M. Yıldız’ın kendi yazısının 6‘ıncı ve 8‘inci maddelerindeki şu iki pasajı kıyaslamasında yarar vardır:
“Kürtlerin kültürleri içinde bir dizi insanlıkdışı unsuru taşıyor. Örneğin Kürtler tecavüze uğramış 11-12 yaşlarındaki kızlarını namus temizleme adına öldürmeseler iyi olur“ (Bk. Madde 6).
“Biz işgalci askerlerle yerli kızların birleşmesinden türemiş ne idüğü belirsiz ve bize dayı ve amca olmak isteyenler tarafından çekiştirilen bir grup değiliz. Bizim bir tarihimiz, kültürümüz, şahsiyetimiz ve ülkemiz var“ (Bk. Madde 8).
İkinci pasajda kastedilenler kimlerdir bilmiyorum. Ama yukarıya çıkardığım iki pragrafın fikirleri bana uyumlu görünmedi.
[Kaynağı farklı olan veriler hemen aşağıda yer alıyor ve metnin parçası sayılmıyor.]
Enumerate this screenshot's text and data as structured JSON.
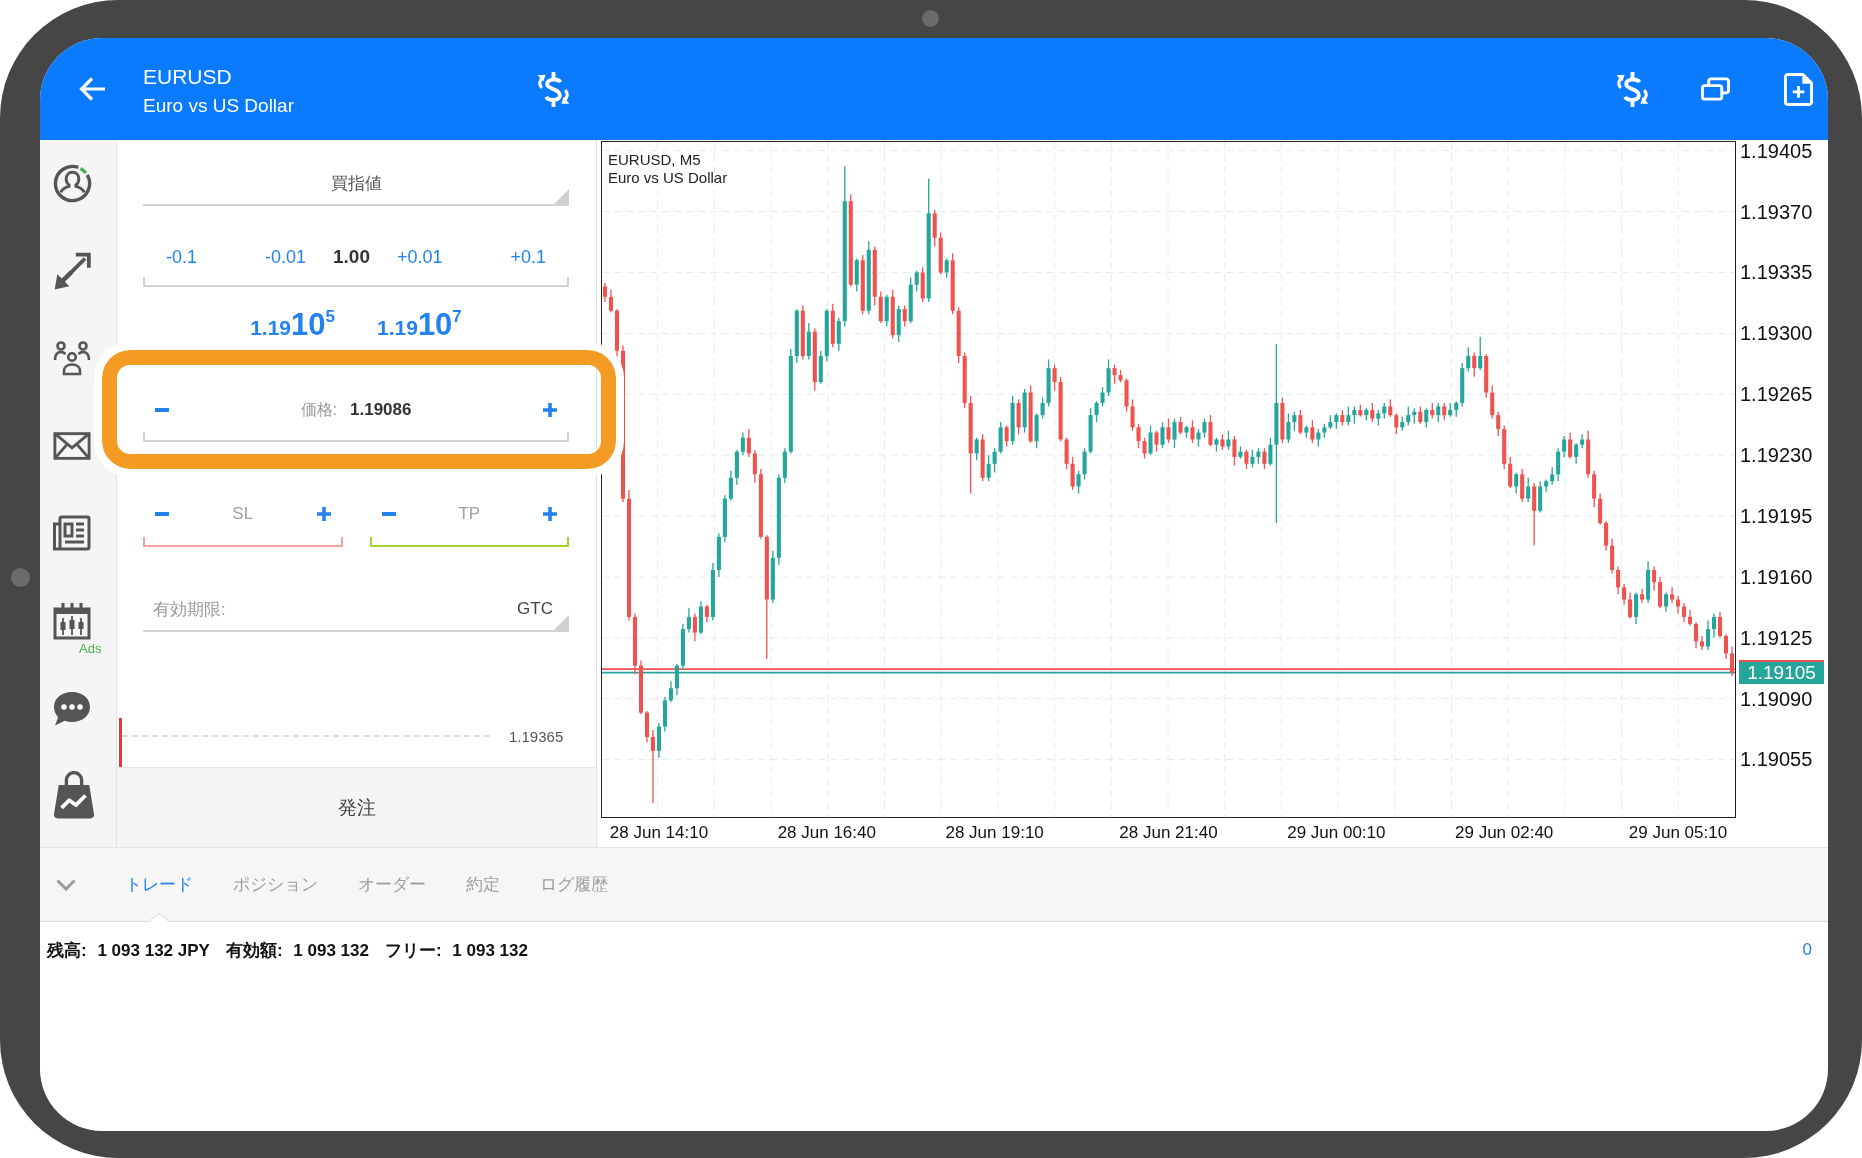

Bilim, bilimsel yaklaşım, bilimsel metodoloji gibi konulara, Marksizm‘in ne olduğuna, hangi önermelerinin deneyim tarafından doğrulanıp doğrulanmadığına girmiyorum. Bu konudaki düşüncelerimi merak edenler uzun süredir internette asılı bulunan “Başlangıçlar“, “Devrimler Tarihi“ ve “Sosyalizmin Kısa Tarihi“ gibi çalışmalarıma bakabilirler (Bk.www.zazaki.de sayfası, Tarixe Zazayan. Bölümü).
Mehmet Yıldız’ı Marksist olmaya zorlayan yoktur. Eskiden Marksizmi savunmuş bile olsa, bugün savunmak zorunda değildir. Marksizmi eleştiren veya reddeden ilk ve tek kişi kendisi değildir. Bu konuda yazılmış yığınla kitap vardır. İnsanlar onun Marksizme ya da sosyalizme yönelik eleştirilerini bilsinler istiyorsa, durup dururken ölçüsüz bir üslupla gerilim yaratacağına, bunları yazıp yayınlar. Birileri bu yazıları tartışmaya değer bulursa çıkar tartışır.
“Medeniyet“ veya “medenileşme“ nedir, “Avrupa medeniyeti“ veya demokrasisi bir ideal olarak benimsenebilir mi gibi konulara da girmiyorum. İnternette yayınlanmış çalışmalarımda bu konulardaki görüşlerim de ifade edilmiştir.
Ama Batı Avrupa toplumlarının Türkiye gibi demokrasisiz ülkelerin insanlarına cennet gibi görünmesinin makul nedenleri vardır. Türkiye’nin Avrupa standartlarında demokratikleşmesi Türk halkının da, Türk işgali altındaki halkların da çıkarınadır. Bizler bunun için de mücadele etmek zorundayız.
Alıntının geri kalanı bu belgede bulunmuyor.